PENINSULA Aero Club is working to get its 2020 air show off the ground despite delays caused by a dispute over a permit with Mornington Peninsula Shire.
A last-minute settlement with the shire has sent club members metaphorically scrambling to get the show together on time.
Club president Jack Vevers late on Sunday predicted all the necessary paperwork would be completed this week and confirmed the show would go ahead as originally planned.
“We’re in the process of resurrecting it all,” Mr Vevers said of the air show which, earlier this month, he announced was cancelled.
The shire issued a news release on Friday saying the “much-loved air show will go ahead as planned” and that the shire’s CEO John baker and Mr Vevers had “vowed to work together” to make it happen.
“I’m thrilled the shire and the aero club have been able to work constructively to find a resolution,” the mayor David Gill said.
Watson Ward councillor Julie Morris said the shire’s support for the air show was “never in question, it is an iconic event that we always wanted to see succeed”.
While the Sunday 8 March air show has been cleared for take-off, the aero club and shire still face a bumpy ride over the requirement for an airfield master plan and permits for businesses operating there.
Drawings show land in what is regarded as the airfield precinct as having several owners and coming under varying zonings.
The air show permit is separate from the master plan and business permits required by the shire in the wake of an investigation by a queen’s counsel.
Further confirmation that the air show was back on track came via Mr Vevers telling the Australian Flying website that the club had “14 months of work to do in six months”. “We can fix it, even if we have to go like hell.”
Mr Vevers announced the air show had been cancelled when the shire said it needed a permit, the same as other major events in the shire.

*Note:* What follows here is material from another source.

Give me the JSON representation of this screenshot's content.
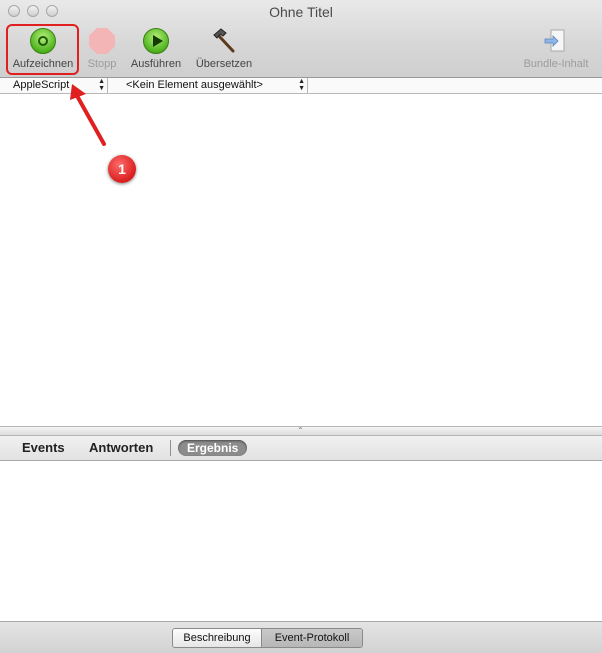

He had wanted the shire to accept a secondary consent application as in the past: “We normally just write to the council and fill in a form which gives us a period to vary our permit so we can run the air show – say, seven days. It’s never been an issue before.”
On Sunday Mr Vevers was confident the question of air show permits could be “sorted out in the longer term”.
He said other municipalities with airfields had offered to stage the air show but said Peninsula Aero Club’s committee wanted it kept on the peninsula as it benefitted so many charities and community groups.
Mr Vevers said the air show had a “halo effect”, with many of its thousands of spectators later returning to enjoy other attractions on the peninsula.